Write a python program that reads in the 'bowtie2.sam' file and generates a table containing the number of reads mapped to each gene.
For example:
gene_read_counter.py bowtie2.sam
would return:
CG14995 1654
S-Lap3 1598
Eno 1415
sqd 866
AdipoR 792
Est-6 780
Cnx99A 777
eff 770
CG31948 709
eIF5B 671
Aldh-III 634
CG6424 604
Calx 542
...
The alignments are stored in a 'bam' file - the binary equivalent of the 'sam' file format. The format of the alignments are like so, showing the first few rows:
25_1_17589_1126_120 83 AdipoR^FBtr0084283 536 1 101M = 517 -120 GGCGCATTGGCACACAATGCCGCCGAGCAGGCGGAGGAGTTTGTGCGCAAGGTCTGGGAGGCTAGCTGGAAAGTGTGCCACTACAAAAATCTACCCAAGTG EGJJHHIIHFFFFFHJJJIGIJJJJJJJIGFFFCIHB>@2DDEFFFF@DDBDBCC>@HHHHHHGHFFFFDDDDCDDDDDDFFHG@7FFBCCDDDB<FFD@B AS:i:-5 XS:i:-5 XN:i:0 XM:i:1 XO:i:0 XG:i:0 NM:i:1 MD:Z:32A68 YS:i:-5 YT:Z:CP
25_1_17589_1126_120 163 AdipoR^FBtr0084283 517 1 101M = 536 120 CTCCGATGAAATTGATTTGGGCGCATTGGCACACAATGCCGCCGAGCAGGCAGAGGAGTTTGTGCGCAAGGTCTAGGAGGCTAGCTGGAAAGTGTGCCACT CA?@@;@FFHHHIHIJJJIIHHHHJJJJJJJJJJJJJJJJC?6.(<92++9ABCHHIJIGIIJJIJJJJJJIIGGIJJJJJJJJJJJJJIJJIIIIJJJJJ AS:i:-5 XS:i:-5 XN:i:0 XM:i:1 XO:i:0 XG:i:0 NM:i:1 MD:Z:74G26 YS:i:-5 YT:Z:CP
25_1_17589_1126_120 339 AdipoR^FBtr0308848 649 1 101M = 630 -120 GGCGCATTGGCACACAATGCCGCCGAGCAGGCGGAGGAGTTTGTGCGCAAGGTCTGGGAGGCTAGCTGGAAAGTGTGCCACTACAAAAATCTACCCAAGTG EGJJHHIIHFFFFFHJJJIGIJJJJJJJIGFFFCIHB>@2DDEFFFF@DDBDBCC>@HHHHHHGHFFFFDDDDCDDDDDDFFHG@7FFBCCDDDB<FFD@B AS:i:-5 XS:i:-5 XN:i:0 XM:i:1 XO:i:0 XG:i:0 NM:i:1 MD:Z:32A68 YS:i:-5 YT:Z:CP
The first field is the read name (ex. 25_1_17589_1126_120) and the second field is the name of the transcript sequence that read aligned to (ex. AdipoR^FBtr0084283).
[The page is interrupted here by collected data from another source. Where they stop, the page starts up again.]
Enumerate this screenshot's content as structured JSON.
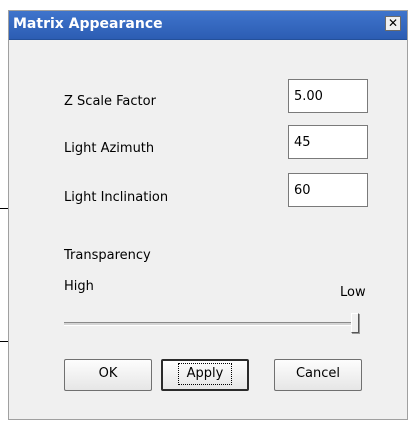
{
  "dialog": {
    "title": "Matrix Appearance",
    "close_label": "✕"
  },
  "fields": {
    "z_scale": {
      "label": "Z Scale Factor",
      "value": "5.00"
    },
    "azimuth": {
      "label": "Light Azimuth",
      "value": "45"
    },
    "inclination": {
      "label": "Light Inclination",
      "value": "60"
    }
  },
  "transparency": {
    "label": "Transparency",
    "high_label": "High",
    "low_label": "Low",
    "level": 1.0
  },
  "buttons": {
    "ok": "OK",
    "apply": "Apply",
    "cancel": "Cancel"
  },
  "colors": {
    "titlebar": "#2f62bd",
    "title_text": "#ffffff",
    "dialog_bg": "#f0f0f0"
  }
}
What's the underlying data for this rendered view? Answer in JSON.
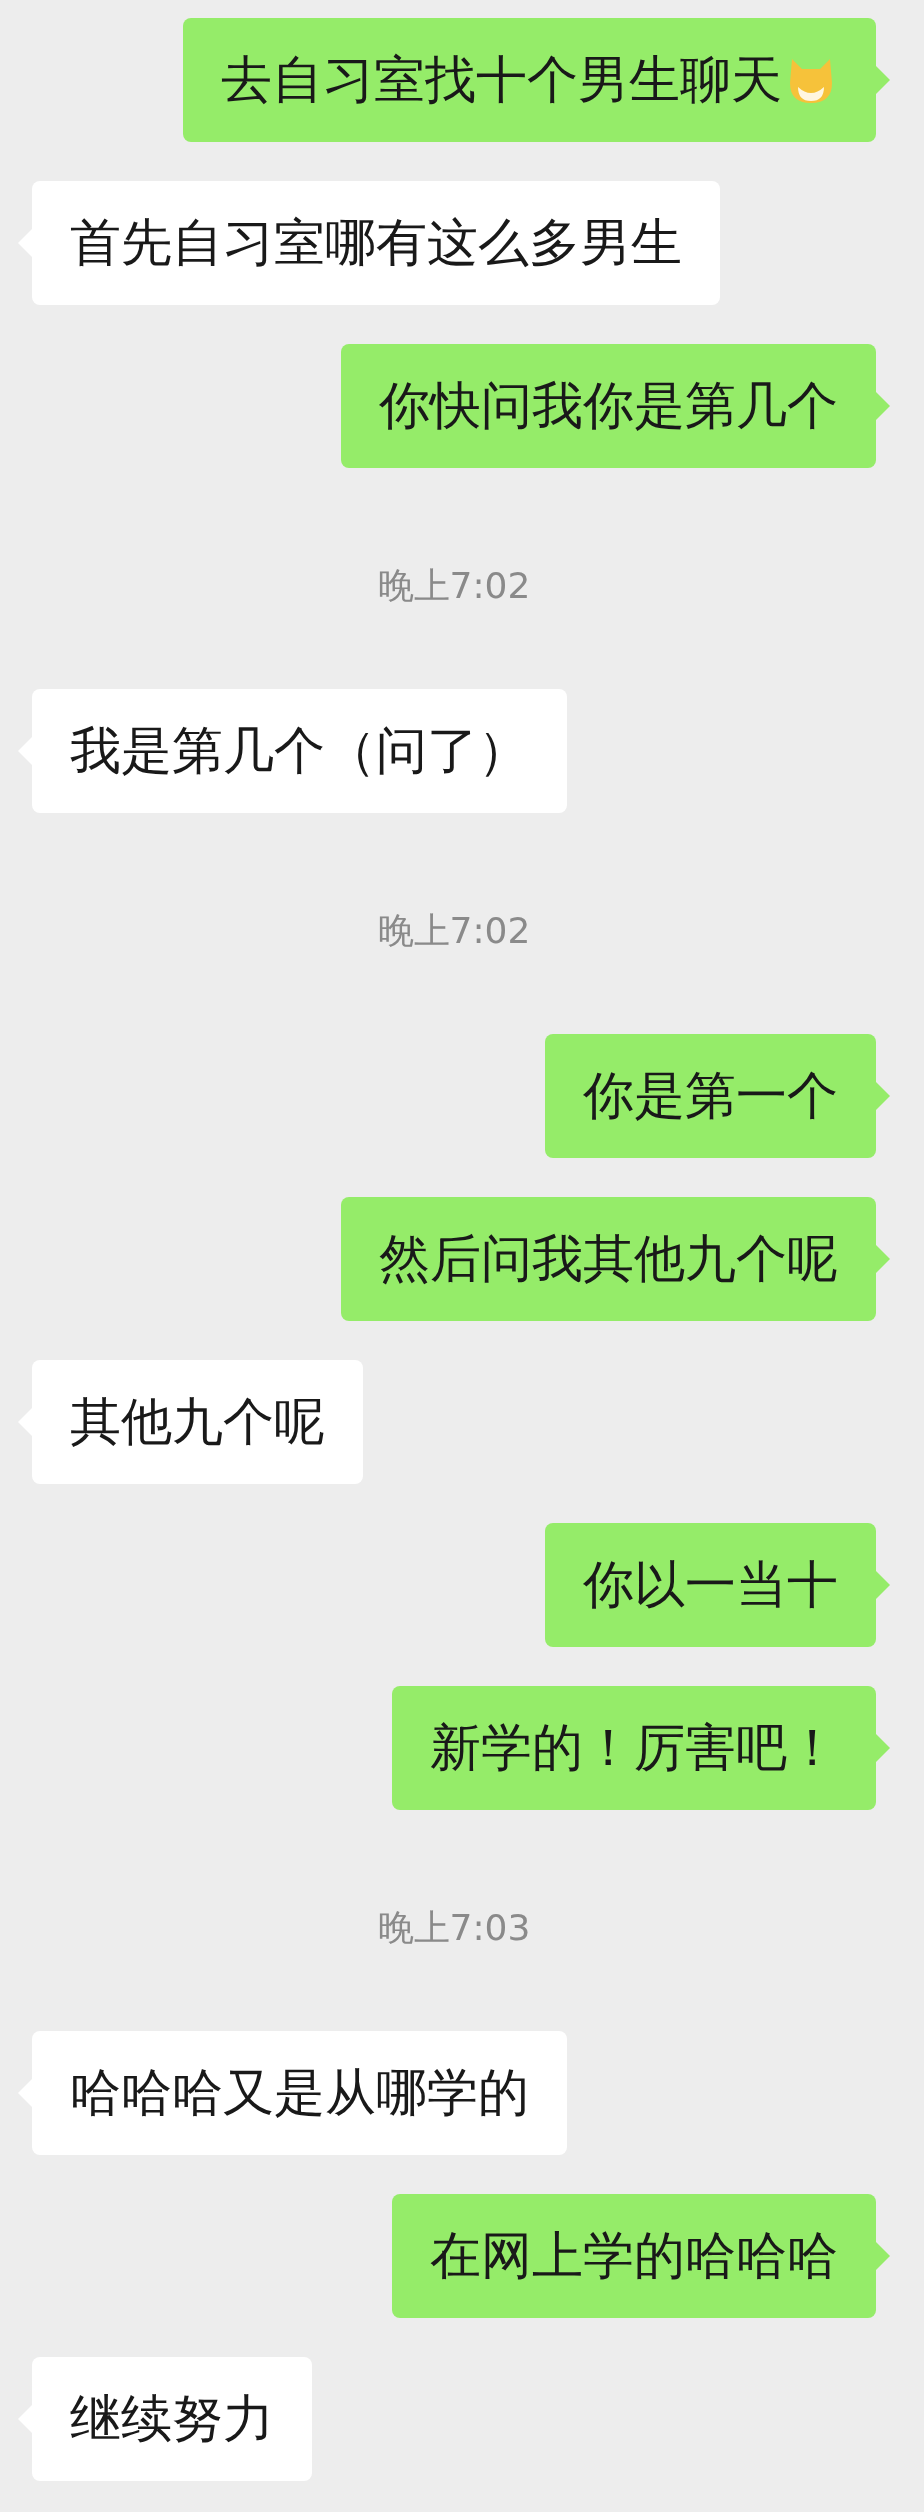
{
  "messages": [
    {
      "kind": "sent",
      "text": "去自习室找十个男生聊天",
      "emoji": true
    },
    {
      "kind": "received",
      "text": "首先自习室哪有这么多男生",
      "emoji": false
    },
    {
      "kind": "sent",
      "text": "你快问我你是第几个",
      "emoji": false
    },
    {
      "kind": "timestamp",
      "text": "晚上7:02"
    },
    {
      "kind": "received",
      "text": "我是第几个（问了）",
      "emoji": false
    },
    {
      "kind": "timestamp",
      "text": "晚上7:02"
    },
    {
      "kind": "sent",
      "text": "你是第一个",
      "emoji": false
    },
    {
      "kind": "sent",
      "text": "然后问我其他九个呢",
      "emoji": false
    },
    {
      "kind": "received",
      "text": "其他九个呢",
      "emoji": false
    },
    {
      "kind": "sent",
      "text": "你以一当十",
      "emoji": false
    },
    {
      "kind": "sent",
      "text": "新学的！厉害吧！",
      "emoji": false
    },
    {
      "kind": "timestamp",
      "text": "晚上7:03"
    },
    {
      "kind": "received",
      "text": "哈哈哈又是从哪学的",
      "emoji": false
    },
    {
      "kind": "sent",
      "text": "在网上学的哈哈哈",
      "emoji": false
    },
    {
      "kind": "received",
      "text": "继续努力",
      "emoji": false
    }
  ]
}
For these data, the transcript identifiers include the gene identifier as a prefix. So, the transcript AdipoR^FBtr0084283 corresponds to gene AdipoR.
Note that a read that aligns to a region of shared sequence among multiple splicing isoforms for a gene will end up mapping to each of those isoforms (ie. multiply mapped). If we are going to count reads mapping to genes, we'll want to count each read-to-gene mapping only once.
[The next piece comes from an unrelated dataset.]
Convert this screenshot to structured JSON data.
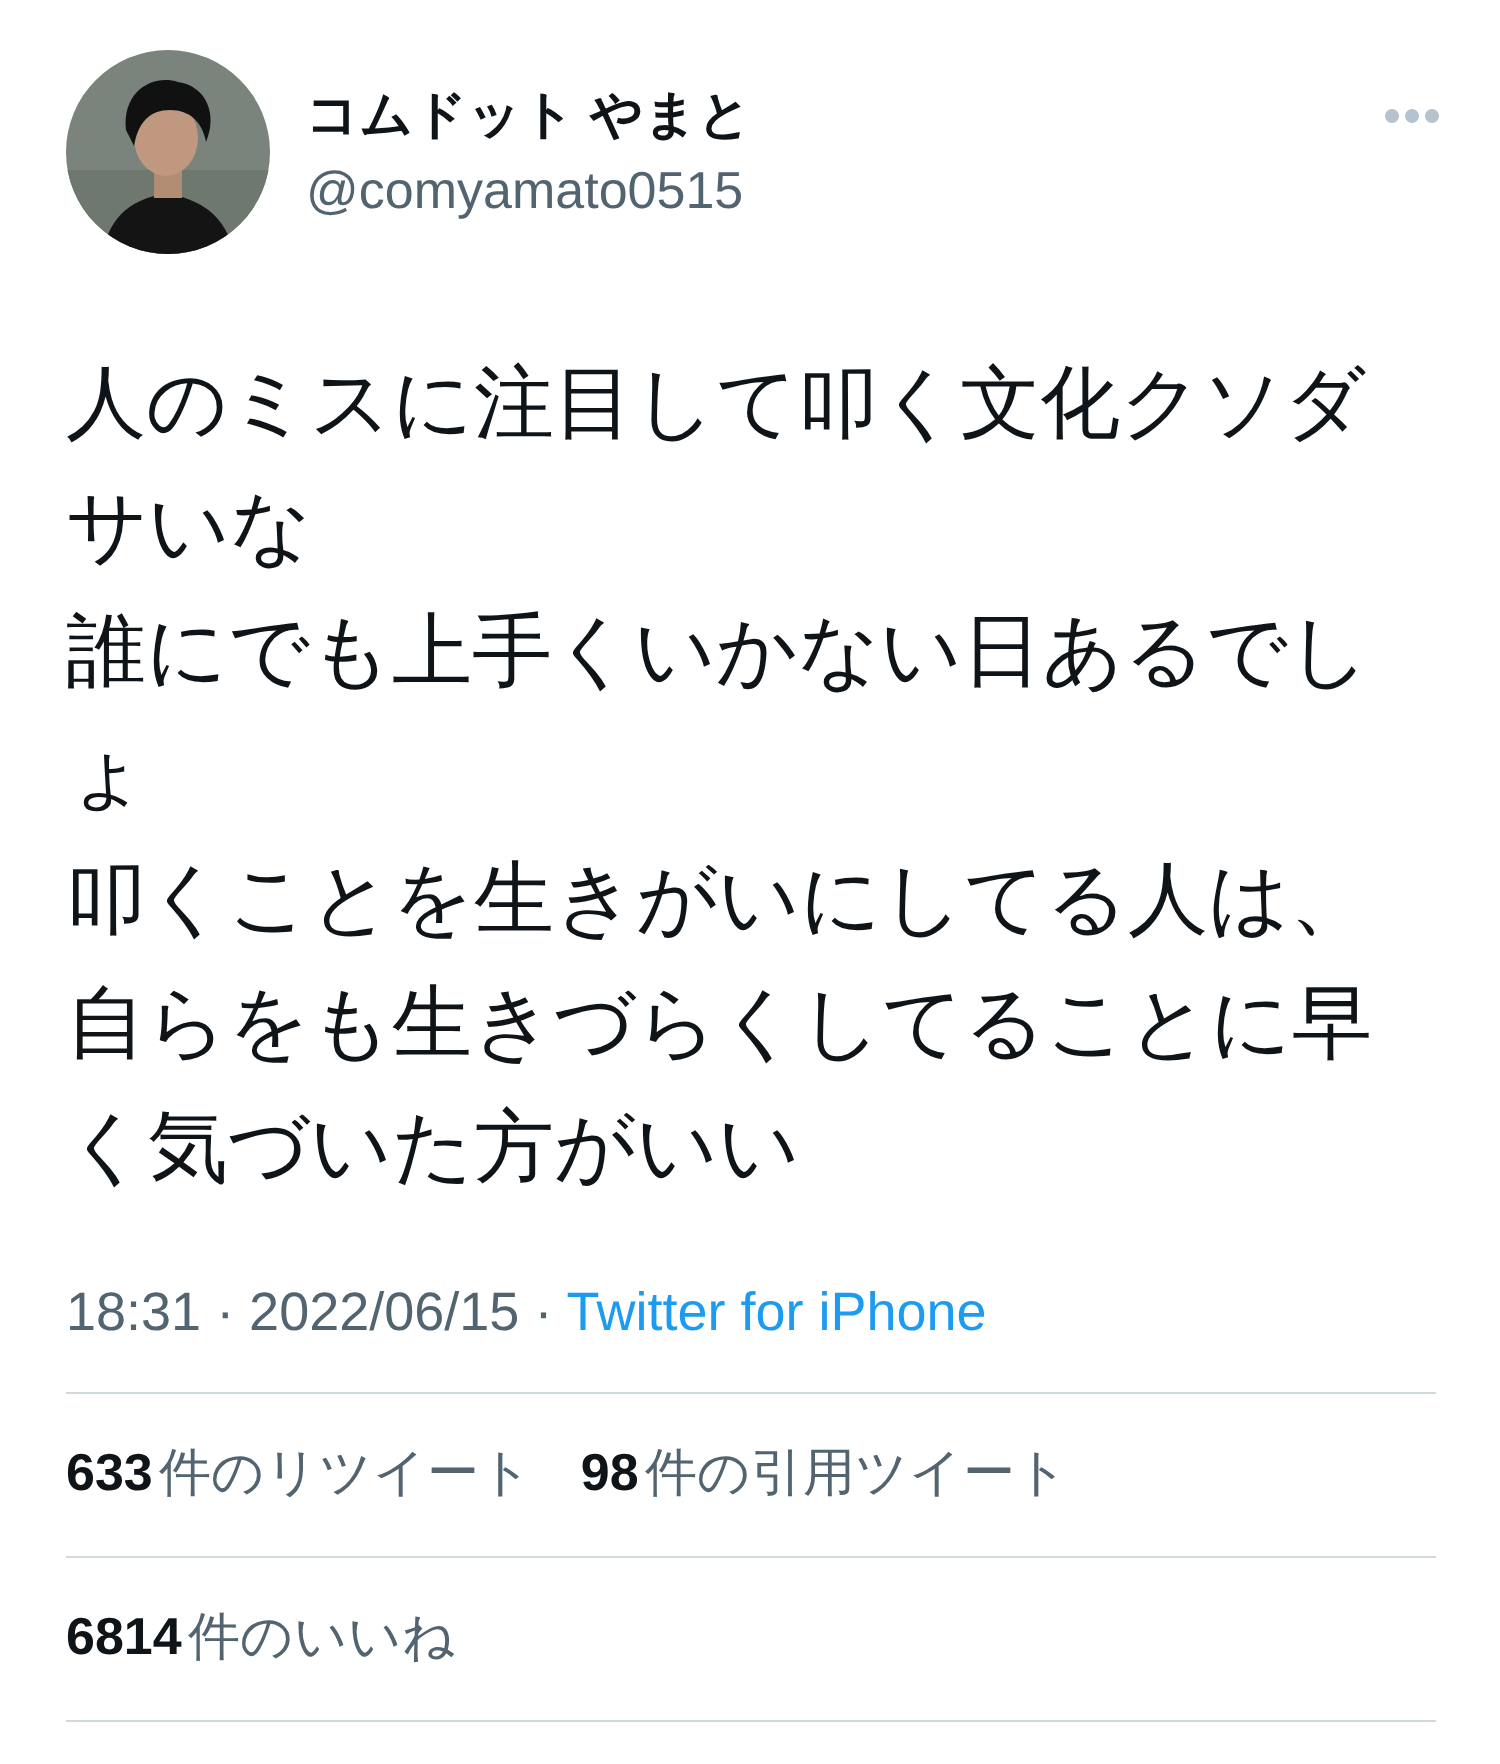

You'll need to uncompress the gzipped sam file in order to more easily read the data in your program. Youc an do this directly using gunzip:
gunzip bowtie2.sam.gz
and then parse that tab-delimited text file.
Or, try reading the gzip file directly as per https://stackoverflow.com/questions/12902540/read-from-a-gzip-file-in-python
A useful data structure for storing the unique read-to-gene mappings is to use a set() built-in data structure.
ie. a dict[gene] = set(read1, read2, ...)
where each gene is associated with the unique set of reads that mapped to any of its transcript isoform sequences.